Sağ elimde simit ve ayranın içinde bulunduğu poşet, sol kolumun
altında duran sandıkla 09:30 vapuruna bindim. Vapur her zaman
ki gibi doluydu. Dışarısı soğuktu ama ben içeride oturmak
istememiştim. Taze, çıtır simidimden bir parça kopartıp ağzıma
attım. Çiğnemeye başlarken dün gece ki konuşmalar geldi aklıma.
En çok da Rauf Usta’nın ‘’ Eğer yalnız yaşamayı benimsediysen
kimsenin zamanına acı olma üstün örtülmesin seninde. Kimseye
acınla alışkanlığa itme.’’ sözü etkiledi. Doğru söze ne acetti.
Acaba yalnız yaşamayı benimsemiş miydim? Gece eve gidene
kadar bunu düşünmüştüm. Eve girip kanepeye uzandığımda
da bunu düşünüyordum ama düşünürken sızmışım. Cevabını
hala bilmiyordum. Bir insan neden yalnız yaşamayı benimser?
İlk önce bunun cevabını bulmam gerekirdi. Neden benimser?

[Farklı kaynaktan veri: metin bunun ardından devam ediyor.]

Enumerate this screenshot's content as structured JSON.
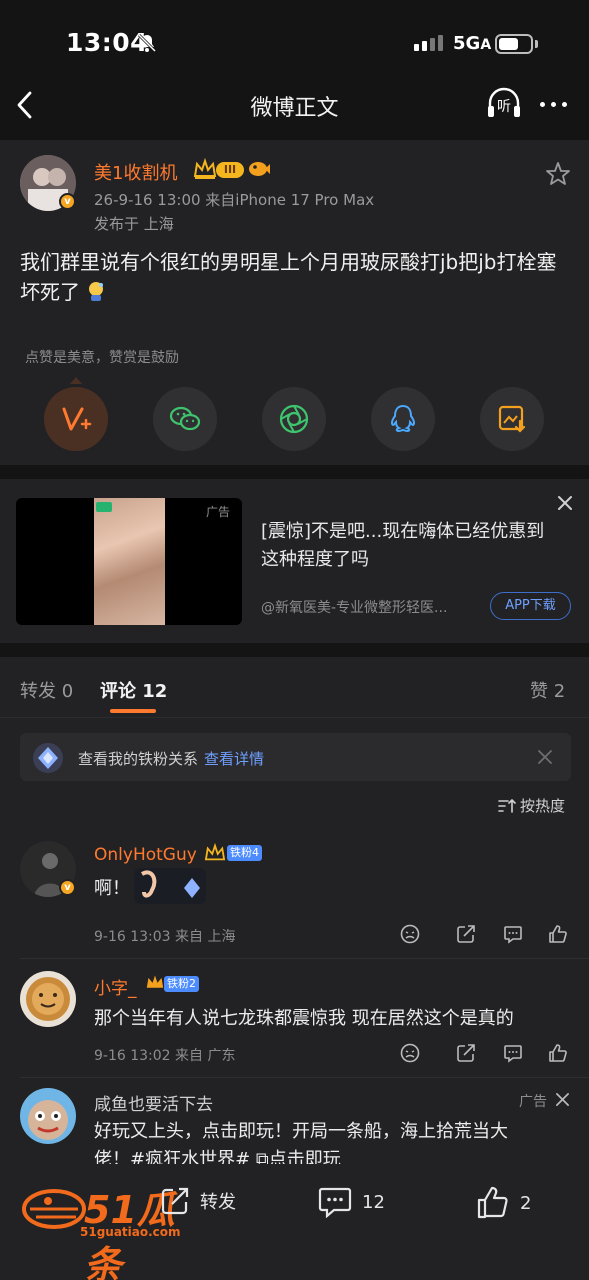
{
  "status_bar": {
    "time": "13:04",
    "network": "5G",
    "network_suffix": "A"
  },
  "nav": {
    "title": "微博正文",
    "listen_label": "听"
  },
  "post": {
    "author": "美1收割机",
    "level": "III",
    "meta": "26-9-16 13:00  来自iPhone 17 Pro Max",
    "location": "发布于 上海",
    "text": "我们群里说有个很红的男明星上个月用玻尿酸打jb把jb打栓塞坏死了",
    "reward_hint": "点赞是美意，赞赏是鼓励",
    "share_targets": [
      "reward-icon",
      "wechat-icon",
      "moments-icon",
      "qq-icon",
      "save-image-icon"
    ]
  },
  "ad": {
    "label": "广告",
    "title": "[震惊]不是吧...现在嗨体已经优惠到这种程度了吗",
    "source": "@新氧医美-专业微整形轻医...",
    "button": "APP下载"
  },
  "tabs": {
    "repost": "转发 0",
    "comments": "评论 12",
    "likes": "赞 2"
  },
  "fan_banner": {
    "text": "查看我的铁粉关系",
    "link": "查看详情"
  },
  "sort": {
    "label": "按热度"
  },
  "comments": [
    {
      "name": "OnlyHotGuy",
      "fan_tag": "铁粉4",
      "text": "啊！",
      "meta": "9-16 13:03 来自 上海"
    },
    {
      "name": "小字_",
      "fan_tag": "铁粉2",
      "text": "那个当年有人说七龙珠都震惊我  现在居然这个是真的",
      "meta": "9-16 13:02 来自 广东"
    }
  ],
  "ad_comment": {
    "name": "咸鱼也要活下去",
    "label": "广告",
    "line1": "好玩又上头，点击即玩！开局一条船，海上拾荒当大",
    "line2": "佬！#疯狂水世界# ⧉点击即玩"
  },
  "bottom_bar": {
    "repost": "转发",
    "comments": "12",
    "likes": "2"
  },
  "watermark": {
    "text": "51瓜条",
    "url": "51guatiao.com"
  },
  "colors": {
    "accent": "#ff7a2e",
    "link": "#6fa0ff",
    "background": "#141414",
    "card": "#222224"
  }
}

Aslında yalnızlık diye bir şey yoktur. Çünkü etrafında insanlar
vardır. Ailen,arkadaşların,dostların… İnsan yaşamak istediklerini
yaşayamadığı için kendini yalnız zanneder. Bu nedendir yalnızlığı
benimsemesi. İnsan hayal kırıkları, acıları, umutları ve hayalleriyle
yaşar. Hayallerini kurar insan gelecekle ilgili. Planlar hayatını
hayaline ulaşmak için. Hayaline varmak için kademe kademe
ilerler ve her ilerlediğinde umudu çoğalır. Birden yıkılır her şey.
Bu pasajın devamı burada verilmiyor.